О моих - ничего. Подхожу к окошку на букву "О" и столбенею: из окошка на меня смотрели те два черных глаза, которые были перед моим лицом тогда, в сумерках, у железных ворот Лубянки. Он, конечно, не узнал меня, "ту", нас сотни тысяч, но, видимо, смотрел мои фильмы и узнал "эту", и опять, глядя мне в глаза, мягко тихо сказал: "Не волнуйтесь, ждите". Неужели даже в этой мрази есть что-нибудь человеческое?
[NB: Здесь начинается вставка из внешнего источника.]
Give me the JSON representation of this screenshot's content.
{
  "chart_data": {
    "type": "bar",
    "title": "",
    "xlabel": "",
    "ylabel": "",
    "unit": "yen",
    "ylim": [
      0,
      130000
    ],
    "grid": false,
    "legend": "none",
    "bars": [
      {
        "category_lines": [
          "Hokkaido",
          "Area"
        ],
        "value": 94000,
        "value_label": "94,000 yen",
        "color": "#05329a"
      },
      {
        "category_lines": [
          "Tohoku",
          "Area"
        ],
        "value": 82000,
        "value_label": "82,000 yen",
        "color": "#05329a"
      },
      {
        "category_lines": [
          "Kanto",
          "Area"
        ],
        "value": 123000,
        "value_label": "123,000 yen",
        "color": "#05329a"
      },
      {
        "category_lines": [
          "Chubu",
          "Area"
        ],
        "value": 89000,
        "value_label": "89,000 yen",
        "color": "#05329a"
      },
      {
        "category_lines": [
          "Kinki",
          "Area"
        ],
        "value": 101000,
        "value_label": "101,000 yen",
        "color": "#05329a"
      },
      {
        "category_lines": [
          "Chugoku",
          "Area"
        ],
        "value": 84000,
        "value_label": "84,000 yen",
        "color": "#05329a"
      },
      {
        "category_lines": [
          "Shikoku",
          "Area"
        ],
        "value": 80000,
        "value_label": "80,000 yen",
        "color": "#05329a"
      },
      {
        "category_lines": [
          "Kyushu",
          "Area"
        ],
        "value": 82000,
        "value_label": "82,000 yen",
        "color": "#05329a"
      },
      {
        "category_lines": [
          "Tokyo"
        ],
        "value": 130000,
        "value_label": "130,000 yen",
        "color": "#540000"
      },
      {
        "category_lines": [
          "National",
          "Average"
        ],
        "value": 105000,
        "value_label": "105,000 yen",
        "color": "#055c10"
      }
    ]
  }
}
А главное потрясение - арестована Тося. Ее мужа расстреляли. Как я могла усомниться в ней? Как могла подумать, что она перестала у меня бывать из-за моих арестов?! Она же умная, взрослая, она все понимает. Значит, судьба ее для нее была ясна! Тося прикрывала меня от беды, видя, что творится в стране. Тося и от брака с Митей меня отговаривала, зная Митю и зная, чем этот брак может кончиться.
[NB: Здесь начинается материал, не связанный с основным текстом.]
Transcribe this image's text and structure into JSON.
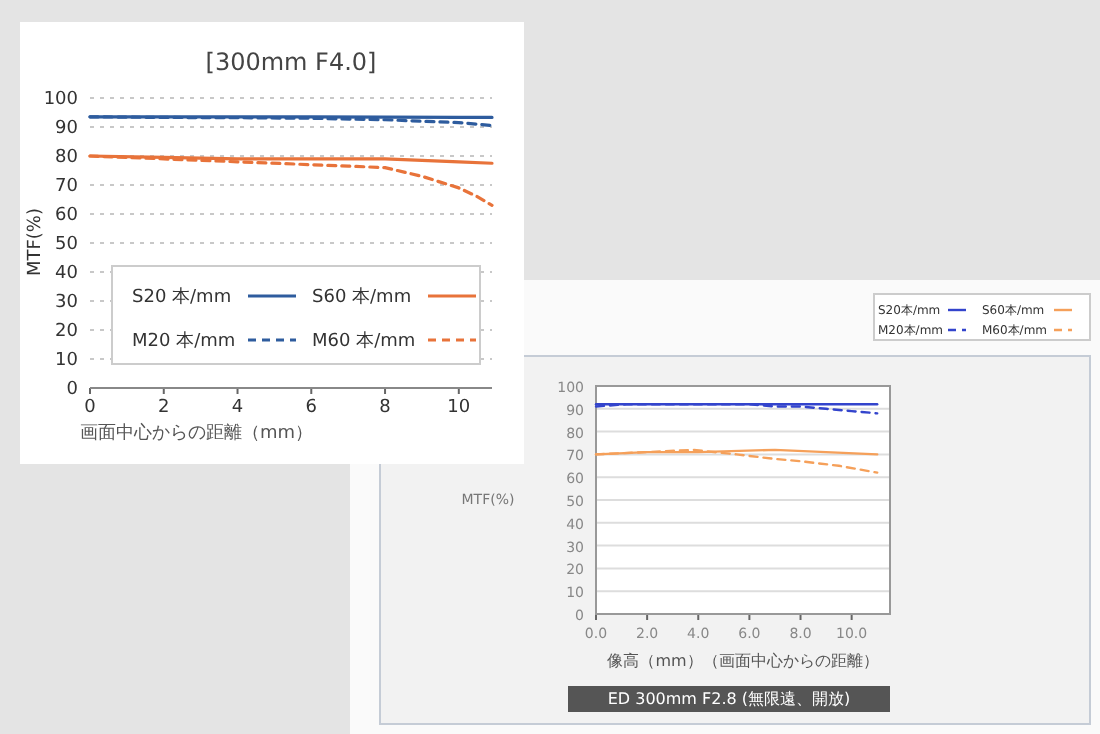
{
  "chart_data": [
    {
      "type": "line",
      "title": "[300mm F4.0]",
      "xlabel": "画面中心からの距離（mm）",
      "ylabel": "MTF(%)",
      "xlim": [
        0,
        10.9
      ],
      "xticks": [
        0,
        2,
        4,
        6,
        8,
        10
      ],
      "ylim": [
        0,
        100
      ],
      "yticks": [
        0,
        10,
        20,
        30,
        40,
        50,
        60,
        70,
        80,
        90,
        100
      ],
      "grid": "y",
      "legend": "bottom",
      "series": [
        {
          "name": "S20 本/mm",
          "color": "#2e5c9e",
          "line_style": "solid",
          "x": [
            0,
            2,
            4,
            6,
            8,
            10,
            10.9
          ],
          "values": [
            93.5,
            93.5,
            93.5,
            93.5,
            93.4,
            93.3,
            93.3
          ]
        },
        {
          "name": "S60 本/mm",
          "color": "#e8733a",
          "line_style": "solid",
          "x": [
            0,
            2,
            4,
            6,
            8,
            9,
            10,
            10.9
          ],
          "values": [
            80,
            79.5,
            79,
            79,
            79,
            78.5,
            78,
            77.5
          ]
        },
        {
          "name": "M20 本/mm",
          "color": "#2e5c9e",
          "line_style": "dashed",
          "x": [
            0,
            2,
            4,
            6,
            8,
            9,
            10,
            10.9
          ],
          "values": [
            93.5,
            93.3,
            93.2,
            93,
            92.5,
            92,
            91.5,
            90.5
          ]
        },
        {
          "name": "M60 本/mm",
          "color": "#e8733a",
          "line_style": "dashed",
          "x": [
            0,
            2,
            4,
            6,
            7,
            8,
            9,
            10,
            10.5,
            10.9
          ],
          "values": [
            80,
            79,
            78,
            77,
            76.5,
            76,
            73,
            69,
            66,
            63
          ]
        }
      ]
    },
    {
      "type": "line",
      "title": "ED 300mm F2.8 (無限遠、開放)",
      "xlabel": "像高（mm）（画面中心からの距離）",
      "ylabel": "MTF(%)",
      "xlim": [
        0,
        11.5
      ],
      "xticks": [
        {
          "value": 0,
          "label": "0.0"
        },
        {
          "value": 2,
          "label": "2.0"
        },
        {
          "value": 4,
          "label": "4.0"
        },
        {
          "value": 6,
          "label": "6.0"
        },
        {
          "value": 8,
          "label": "8.0"
        },
        {
          "value": 10,
          "label": "10.0"
        }
      ],
      "ylim": [
        0,
        100
      ],
      "yticks": [
        0,
        10,
        20,
        30,
        40,
        50,
        60,
        70,
        80,
        90,
        100
      ],
      "grid": "y",
      "legend": "top right",
      "series": [
        {
          "name": "S20本/mm",
          "color": "#3344cc",
          "line_style": "solid",
          "x": [
            0,
            4,
            8,
            11
          ],
          "values": [
            92,
            92,
            92,
            92
          ]
        },
        {
          "name": "S60本/mm",
          "color": "#f5a05a",
          "line_style": "solid",
          "x": [
            0,
            2,
            4,
            7,
            9,
            11
          ],
          "values": [
            70,
            71,
            71,
            72,
            71,
            70
          ]
        },
        {
          "name": "M20本/mm",
          "color": "#3344cc",
          "line_style": "dashed",
          "x": [
            0,
            1.2,
            6,
            7,
            8,
            9,
            10,
            11
          ],
          "values": [
            91,
            92,
            92,
            91,
            91,
            90,
            89,
            88
          ]
        },
        {
          "name": "M60本/mm",
          "color": "#f5a05a",
          "line_style": "dashed",
          "x": [
            0,
            2,
            3.8,
            5.5,
            7,
            8,
            9.5,
            11
          ],
          "values": [
            70,
            71,
            72,
            70,
            68,
            67,
            65,
            62
          ]
        }
      ]
    }
  ]
}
Встала к окошку на Лубянке по ее девичьей фамилии. Ответ: "Сведений нет", а когда встала на букву "К" и произнесла: "Куйбышева", - у этой мрази отвалилась челюсть. Я расплачиваюсь за неверие в Тосю мукой. Со мной навсегда останутся ее лучистые глаза и сияющая улыбка.
Со всем скарбом переехали на Калужскую. Опять, как с Митей, нужно создавать дом, только теперь самой, без Папы и Баби. Опять собрала стоявшую по друзьям все ту же Папину и Мамину мебель, обставила Мамину комнату, а у нас с Борисом "модерн": тахта, радио и стол, стульев пока нет. Добро Бориса состояло из фанерного ящика, в котором было несколько книг, подушка, сапоги и гимнастерка. Теперь к нам три звонка, не могу привыкнуть и жду еще четыре.
В театр пока устраиваться, конечно, нельзя, несерьезно, съемки "Майской ночи" в экспедиции на Украине, и глупо прийти в театр и тут же отпрашиваться на съемку. А главное - начала собираться к Левушке, и пока его не увижу, ни в каких "Майских ночах" сниматься не буду.
18
Общий вагон. Напоминает тот из города Шахты в Ростов, на аборт. Так же накурено, так же копошатся немытые люди, сейчас, правда, захрапели. Глубокая ночь. Сидеть не могу. Ходить негде, везде торчат ноги, мешки, сумки. Смотрю в черноту ночи, ни звездочки, ни всполоха. Остается час. Как пересаживалась в Ленинграде, до сих пор не могу поверить: чьи-то добрые руки бросали мои котомки, тащили сумки. Прямого поезда из Москвы в Медвежьегорск нет, есть скорый и курьерский на Мурманск, они в Медвежьей Горе не останавливаются, это полустанок, даже наш поезд стоит две минуты. А если меня никто не встретит? А как я успею сбросить свои неподъемные сумки? Поезд замедляет ход. В тамбуре оказался еще один человек, совсем пожилой, седой, благородной внешности, болезненно бледный, может быть, не от болезни, от волнения, тоже с сумками... Как он-то сойдет, я все-таки молодая, здоровая. Проводница открывает дверь: пахнуло морозом, где-то внизу белеет земля, дальше ни зги не видно. Чьи-то сильные руки подхватывают меня, кто-то сбрасывает мои вещи. Прошу снять старика, гудок - и поезд застучал. Вглядываюсь в лица. Их двое.